The moon is seen rising over Uluru, also known as Ayers Rock at Uluru-Kata Tjuta National Park in the Northern Territory. Picture: AAP/Lukas CochSource:AAP
However, his workmate Xavier Kitson said there were “a lot of sacred sites and sacred stories, dreaming and meaning” at the rock and it should not be climbed.
“If I tried to climb on top of that white house at Canberra, Parliament House, they wouldn’t let me in there,” he said.
“I want people to walk around it but not coming from overseas to climb and die on top of the hill, it is dangerous and you might as well put all the coffins on top of the rock.”
The general manager of the national park, Michael Misso, said it was not acceptable to have a community living in poverty around a tourist icon instead of benefiting.
“It is Aboriginal land and if the people who own the land aren’t benefiting from the tourism activity there, there’s a real issue of sustainability of tourism I believe anyway,” he told AAP.
“The key is getting more Anangu engagement in the tourism industry.”
He is hopeful a recent Commonwealth sublease for Mutitjulu which will make it easier to invest in, will bring more tourism businesses such as cultural tours.
Mutitjulu Community residents and Council workers Robert David, Xavier Kitson and Kevon Cooley near Uluru.
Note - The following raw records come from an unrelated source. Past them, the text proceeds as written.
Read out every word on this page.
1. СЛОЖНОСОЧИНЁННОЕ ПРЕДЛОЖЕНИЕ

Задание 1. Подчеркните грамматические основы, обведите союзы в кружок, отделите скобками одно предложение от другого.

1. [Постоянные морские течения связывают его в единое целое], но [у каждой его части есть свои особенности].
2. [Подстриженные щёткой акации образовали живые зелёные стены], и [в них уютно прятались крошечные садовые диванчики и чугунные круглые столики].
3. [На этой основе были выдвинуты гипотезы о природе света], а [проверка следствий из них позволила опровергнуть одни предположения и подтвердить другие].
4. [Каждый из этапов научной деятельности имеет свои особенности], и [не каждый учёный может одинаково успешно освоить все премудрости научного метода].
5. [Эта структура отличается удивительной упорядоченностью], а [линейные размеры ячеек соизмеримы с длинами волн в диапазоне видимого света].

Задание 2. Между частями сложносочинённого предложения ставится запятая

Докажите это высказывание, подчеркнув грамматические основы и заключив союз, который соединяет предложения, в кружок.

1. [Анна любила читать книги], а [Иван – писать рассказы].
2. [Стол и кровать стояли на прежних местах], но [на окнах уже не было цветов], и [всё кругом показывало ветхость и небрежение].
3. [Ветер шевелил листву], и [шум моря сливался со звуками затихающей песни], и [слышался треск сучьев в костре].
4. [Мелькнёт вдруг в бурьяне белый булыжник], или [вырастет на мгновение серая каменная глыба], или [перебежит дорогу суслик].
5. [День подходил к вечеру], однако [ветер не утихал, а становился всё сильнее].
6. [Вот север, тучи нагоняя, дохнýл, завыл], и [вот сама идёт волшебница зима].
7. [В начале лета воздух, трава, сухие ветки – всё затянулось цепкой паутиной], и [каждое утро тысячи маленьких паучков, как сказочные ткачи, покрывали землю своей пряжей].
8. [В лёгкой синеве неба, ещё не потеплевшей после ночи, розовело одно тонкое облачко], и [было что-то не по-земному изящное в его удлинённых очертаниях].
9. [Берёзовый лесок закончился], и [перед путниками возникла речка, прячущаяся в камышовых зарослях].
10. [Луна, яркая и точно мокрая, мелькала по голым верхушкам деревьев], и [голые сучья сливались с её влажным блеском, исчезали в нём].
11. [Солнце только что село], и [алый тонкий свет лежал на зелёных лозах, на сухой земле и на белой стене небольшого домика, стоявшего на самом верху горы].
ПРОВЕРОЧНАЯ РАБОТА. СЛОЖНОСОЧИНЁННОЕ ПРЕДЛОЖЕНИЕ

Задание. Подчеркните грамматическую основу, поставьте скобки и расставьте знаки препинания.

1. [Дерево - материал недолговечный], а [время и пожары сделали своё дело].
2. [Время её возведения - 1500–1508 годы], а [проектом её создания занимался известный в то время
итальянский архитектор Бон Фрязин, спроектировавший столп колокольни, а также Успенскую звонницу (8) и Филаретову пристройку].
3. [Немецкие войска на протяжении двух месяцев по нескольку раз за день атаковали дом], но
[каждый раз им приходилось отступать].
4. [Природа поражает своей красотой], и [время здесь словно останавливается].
Picture: Image/Lukas CochSource:AAP
Tourists are seen lining up to climb Uluru ahead of a ban that takes effect on Saturday. Picture: AAP Image/Lukas CochSource:AAP
Media reports of child abuse and social dysfunction in Mutitjulu sparked the Howard government’s controversial intervention in 2007 in which the army was used and harsh welfare restrictions imposed.
The intervention caused a lot of psychological damage to innocent men who were productive workers at the time and were wrongly tainted, Ms Randall says. The town was recovering but still had its social problems and its children lacked confidence and enough role models, she said.
Fixing its problems meant having people working in the tourism industry instead of being on the dole and children had to be educated in a way that respected their Anangu culture because western society was different, she said.
“Canberra tend to make a lot of policies down there that doesn’t suit a remote community at all,” Ms Randall said.
Aboriginal people have been in Australia for tens of thousands of years, so the brief time tourists have climbed on Uluru is tiny, Mutitjulu resident and Central Land Council chair Sammy Wilson said.
“It is just a blip in the middle, this whole climb thing, it is going back to normal by banning the climb.”